On s'entend avec le chef de Kodioso, qui nous donne un guide pour nous conduire, le soir même, à Adokoï. Avec plaisir on part en plein midi, et cependant, au milieu des immenses champs de bananiers, quelle chaleur jusqu'à trois heures! On marche toujours aussi légèrement, jouissant déjà du repos annoncé; nous devons, en effet, coucher à Adokoï.
D'heure en heure, les kilomètres s'ajoutent aux kilomètres. À cinq heures, on interpelle le guide: «Adokoï?» La tête ahurie du personnage nous tient lieu de réponse.
INDIGÈNES COUPANT UN ACAJOU.—D'APRÈS UNE PHOTOGRAPHIE.
Mais à quoi bon crier? il faut d'abord camper. Où? Pas une goutte d'eau. Nous devons donc reprendre la marche en avant. À six heures, le guide desserre les dents pour nous annoncer la rivière Mé, à peu de distance, acaco-coco, un peu loin, pas trop; ce qui veut aussi bien dire quelques mètres que quelques kilomètres.
Je pars en avant avec le guide, et après une demi-heure de marche, nous débouchons brusquement sur une rivière, large de 80 à 100 mètres, la rivière Mé. Mais pas d'Adokoï. La nuit nous a déjà surpris et nous force à nous abriter sous quelques huttes abandonnées au milieu de la forêt.
Notre campement était établi le lendemain sur les bords de la rivière, auprès du pont qui la traverse. Un arbre immense a été jeté au-dessus de l'eau; la racine tient à la berge, et les branches prennent appui dans le lit de la rivière.
Devant le camp, se trouve un acajou de plus de 50 mètres de longueur, qui vient d'être abattu récemment par les indigènes, ainsi qu'en témoigne l'échafaudage, fraîchement monté autour du pied de l'arbre. Le tronc a près de 1m50 de diamètre, et l'arbre, de la section aux premières branches, a pu fournir cinq billes d'acajou de 4 mètres de longueur chacune.
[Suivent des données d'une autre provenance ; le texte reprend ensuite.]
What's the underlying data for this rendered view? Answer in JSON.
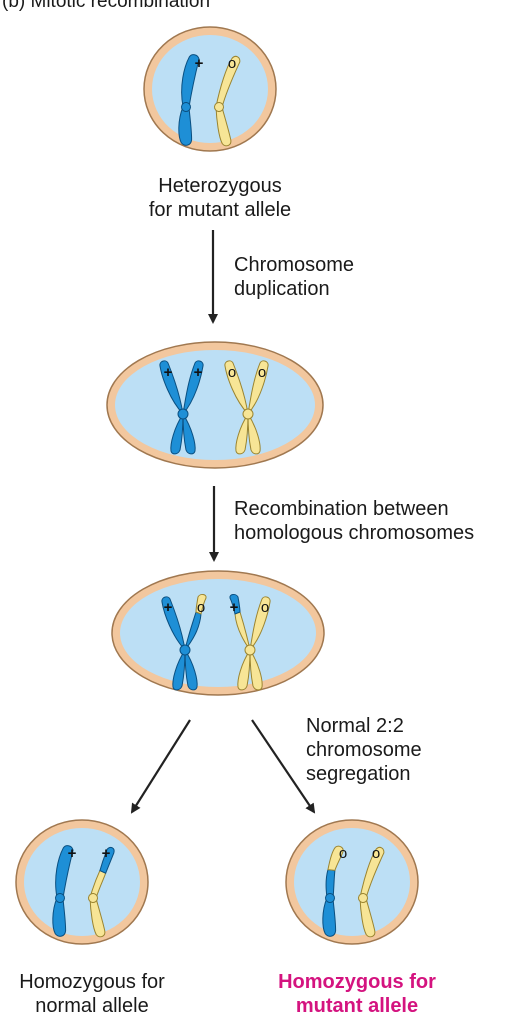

Ces énormes masses seront roulées jusqu'à la rivière et voyageront, par le fleuve et la lagune, jusqu'à Grand-Bassam, pour être, de là, expédiées en Europe.
À Apiagui, où nous passions quelques jours plus tard, nous obtenions la même réponse que précédemment: Bettié était inconnu. N'ignorant pas que dans ce pays attié les mêmes villages avaient des noms différents et souvent nombreux, le commandant crut nécessaire d'expliquer qu'il s'agissait d'un village sur un grand fleuve.... Le fleuve était connu, très vaguement d'ailleurs, mais non Bettié. Et cependant les vivres faisaient complètement défaut. Le menu quotidien était toujours: igname, bœuf de conserve, vin de palme. Plus de riz, plus de biscuit.